The Maine Center for Disease Control and Prevention on Saturday reported 214 new cases of the coronavirus and five additional deaths, ending a week when Mainers flocked to a new vaccine registry and a new COVID-19 variant was detected in the state.

Health officials on Friday reported the first case of a variant from Brazil, found in a Franklin County resident with no recent travel history, indicating the variant is likely already in the community. And earlier in the week, a statewide vaccine registry saw over 30,000 signups in just a few days.

Maine’s cumulative COVID-19 cases rose to 49,653 on Saturday. Of those, 38,221 have been confirmed by testing and 11,432 are considered probable cases of COVID-19. The seven-day average of new daily cases was 194.4 on Saturday.

Seven hundred thirty-six people have died with COVID-19 since the pandemic began in Maine. The Maine CDC released generalized information about the five people reported Saturday to have died, without correlating by county, age or gender. Three were from Kennebec County and one each was from Androscoggin and Piscataquis. Three were women and two were men. One was in their 40s, two in their 60s, one in their 70s and one 80 or older.

Saturday’s case count was a drop from Friday, when Maine saw its highest case total since late February: 253. But it was the fourth straight day of more than 200 new cases.

Cumberland and York counties saw the largest growth in cases since the previous Saturday, with 284 and 294 cases, respectively. Penobscot County came next, with 182 over the past week, and Androscoggin and Kennebec counties were not far behind.

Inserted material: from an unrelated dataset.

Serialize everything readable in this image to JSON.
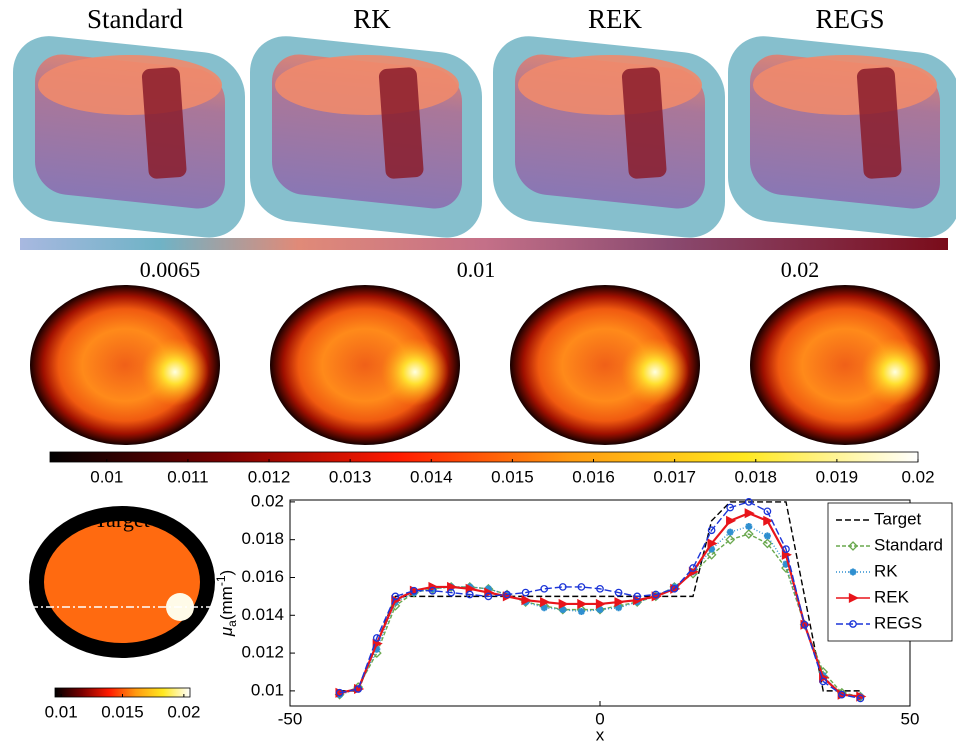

When a new variant of COVID-19 is detected in Maine, the state CDC conducts a strict contact tracing program to see where it may have come from. The Franklin County resident infected with the Brazilian variant hadn’t traveled recently, indicating that it’s already spreading within the community.

Immunologists have raised concerns about this variant because it appears to be resistant to COVID-19 antibodies, meaning people who have already had the disease can more easily be reinfected. Many of the COVID-19 variants are also more contagious.

The “soft launch” of Maine’s statewide vaccine registration system on Tuesday drew more than 30,000 signups in the first few days. The system, designed by the same company that put together California’s massive registration center, went live at earlier this past week.

Maine’s new registration system will not replace registration and scheduling systems already run by medical providers such as Northern Light Health and MaineHealth, a Maine CDC official said. Some providers, however, said they planned eventually to switch over to the state’s system.

Mainers 50 and older now are eligible for shots, and all residents 16 and older will be on April 19.

As of Saturday, 404,818 Mainers had received a first dose of a COVID-19 vaccine, and 250,588 had received their final dose. Out of Maine’s population of 1.3 million, 30.12 percent have received their first dose, according to Maine CDC statistics.


County by county as of Saturday, there had been 5,209 coronavirus cases in Androscoggin, 1,387 in Aroostook, 13,779 in Cumberland, 976 in Franklin, 1,025 in Hancock, 4,204 in Kennebec, 795 in Knox, 647 in Lincoln, 2,387 in Oxford, 4,519 in Penobscot, 377 in Piscataquis, 962 in Sagadahoc, 1,353 in Somerset, 689 in Waldo, 760 in Washington and 10,475 in York.

By age, 16.2 percent of patients were under 20, while 18.1 percent were in their 20s, 14.4 percent were in their 30s, 13.2 percent were in their 40s, 15.2 percent were in their 50s, 11.5 percent were in their 60s, 6.2 percent were in their 70s, and 5.2 percent were 80 or older.

Of the 78 patients with COVID-19 in Maine hospitals on Saturday, 26 were in intensive care and eight were on ventilators. The state had 103 intensive care unit beds available of a total 368, and 248 ventilators available of 319. There were also 446 alternative ventilators.

Around the world late Saturday afternoon, there were 126.4 million known cases of COVID-19 and over 2.77 million deaths, according to Johns Hopkins University. The United States had 30.2 million cases and 548,765 deaths.